Volker Weiß über Akteure, Ideologie und Entwicklung der Neuen Rechten

Tacheles: Volker Weiß über Akteure, Ideologie und Entwicklung der Neuen Rechten

https://youtu.be/5xtMdgVayOw

Am 09.11.2017 veröffentlicht
Mit dem Historiker und Publizisten Volker Weiß („Die autoritäre Revolte“, Klett-Cotta 2017) sprachen wir auf der Frankfurter Buchmesse über aktuelle Entwicklungen der Neuen Rechten.

Wer sind ihre Akteure und nach welchen Konzepten gehen sie vor? Was sind die Merkmale, Methoden und Motive ihrer Ideologie? Wie können Politik, Medien und Zivilgesellschaft auf ihr Erstarken reagieren?

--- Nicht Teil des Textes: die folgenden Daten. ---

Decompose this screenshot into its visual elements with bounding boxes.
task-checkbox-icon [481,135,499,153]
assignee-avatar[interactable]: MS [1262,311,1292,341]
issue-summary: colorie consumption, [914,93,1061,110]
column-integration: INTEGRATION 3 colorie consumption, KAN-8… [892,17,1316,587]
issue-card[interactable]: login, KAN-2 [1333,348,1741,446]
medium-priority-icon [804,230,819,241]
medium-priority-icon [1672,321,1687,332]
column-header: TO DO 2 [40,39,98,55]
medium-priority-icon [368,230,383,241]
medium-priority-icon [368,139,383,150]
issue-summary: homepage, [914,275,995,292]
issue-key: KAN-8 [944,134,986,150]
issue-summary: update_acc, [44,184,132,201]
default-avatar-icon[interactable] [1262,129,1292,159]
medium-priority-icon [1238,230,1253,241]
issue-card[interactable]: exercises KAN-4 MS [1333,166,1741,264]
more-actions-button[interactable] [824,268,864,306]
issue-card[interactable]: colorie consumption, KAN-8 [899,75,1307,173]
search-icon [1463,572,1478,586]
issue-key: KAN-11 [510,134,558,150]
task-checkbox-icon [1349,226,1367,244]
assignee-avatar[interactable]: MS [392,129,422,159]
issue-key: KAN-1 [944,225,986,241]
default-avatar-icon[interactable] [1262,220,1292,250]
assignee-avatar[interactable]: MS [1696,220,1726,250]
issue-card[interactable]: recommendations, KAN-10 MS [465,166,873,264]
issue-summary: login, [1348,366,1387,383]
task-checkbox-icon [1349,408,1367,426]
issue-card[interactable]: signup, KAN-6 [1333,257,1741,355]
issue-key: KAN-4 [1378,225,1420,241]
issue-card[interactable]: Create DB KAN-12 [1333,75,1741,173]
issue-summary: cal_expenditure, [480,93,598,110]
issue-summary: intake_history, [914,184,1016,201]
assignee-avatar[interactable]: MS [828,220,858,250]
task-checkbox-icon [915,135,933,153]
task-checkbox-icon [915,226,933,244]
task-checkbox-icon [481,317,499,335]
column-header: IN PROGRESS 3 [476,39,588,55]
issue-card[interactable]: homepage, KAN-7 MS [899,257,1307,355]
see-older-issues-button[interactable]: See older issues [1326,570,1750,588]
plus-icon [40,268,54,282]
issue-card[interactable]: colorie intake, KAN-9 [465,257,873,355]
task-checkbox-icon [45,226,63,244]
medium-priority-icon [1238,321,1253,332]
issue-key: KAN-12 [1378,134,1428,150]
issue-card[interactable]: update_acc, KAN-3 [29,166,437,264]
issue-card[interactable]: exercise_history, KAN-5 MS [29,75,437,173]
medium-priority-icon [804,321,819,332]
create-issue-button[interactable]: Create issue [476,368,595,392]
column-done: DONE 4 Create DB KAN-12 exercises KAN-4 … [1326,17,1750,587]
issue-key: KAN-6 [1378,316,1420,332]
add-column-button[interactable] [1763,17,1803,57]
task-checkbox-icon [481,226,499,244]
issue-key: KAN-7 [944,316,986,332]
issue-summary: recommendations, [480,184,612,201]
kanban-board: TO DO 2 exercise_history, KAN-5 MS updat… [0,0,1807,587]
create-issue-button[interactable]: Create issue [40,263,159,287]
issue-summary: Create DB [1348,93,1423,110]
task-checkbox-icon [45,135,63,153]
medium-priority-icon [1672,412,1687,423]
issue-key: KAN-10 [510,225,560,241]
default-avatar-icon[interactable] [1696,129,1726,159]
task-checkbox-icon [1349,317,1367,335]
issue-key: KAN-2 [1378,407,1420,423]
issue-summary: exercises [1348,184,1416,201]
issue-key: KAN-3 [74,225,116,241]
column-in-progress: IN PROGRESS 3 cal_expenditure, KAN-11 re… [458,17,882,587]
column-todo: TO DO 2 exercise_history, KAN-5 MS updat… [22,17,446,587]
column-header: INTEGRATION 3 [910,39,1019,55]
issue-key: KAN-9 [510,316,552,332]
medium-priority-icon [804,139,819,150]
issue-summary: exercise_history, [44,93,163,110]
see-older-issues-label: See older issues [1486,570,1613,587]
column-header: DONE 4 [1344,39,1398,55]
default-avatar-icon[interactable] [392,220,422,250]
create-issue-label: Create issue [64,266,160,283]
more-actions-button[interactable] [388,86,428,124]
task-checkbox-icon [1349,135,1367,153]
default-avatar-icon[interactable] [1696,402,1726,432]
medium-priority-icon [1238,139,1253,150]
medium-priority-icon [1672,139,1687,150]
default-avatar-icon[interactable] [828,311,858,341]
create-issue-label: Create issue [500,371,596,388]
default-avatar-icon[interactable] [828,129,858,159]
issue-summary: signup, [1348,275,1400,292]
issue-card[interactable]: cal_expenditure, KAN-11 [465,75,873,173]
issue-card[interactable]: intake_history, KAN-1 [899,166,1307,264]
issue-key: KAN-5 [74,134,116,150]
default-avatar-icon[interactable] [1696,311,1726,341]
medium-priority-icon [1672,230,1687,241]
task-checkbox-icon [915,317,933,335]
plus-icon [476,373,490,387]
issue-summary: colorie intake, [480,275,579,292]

In einem zweiten Teil des Interviews sprechen wir über „Finis Germania“ und den Antisemitismus der Neuen Rechten.

Tacheles: Das JFDA lädt zum Gespräch – und blickt so über den Tellerrand der eigenen Bildungs- und Öffentlichkeitsarbeit hinaus.
Ob Künstler, Wissenschaftlerin, oder Aktivistin – wir wollen ihre Perspektiven kennen lernen. Was sind die spezifischen Problemlagen in den einzelnen zivilgesellschaftlichen Sphären? Wie werden sie verarbeitet?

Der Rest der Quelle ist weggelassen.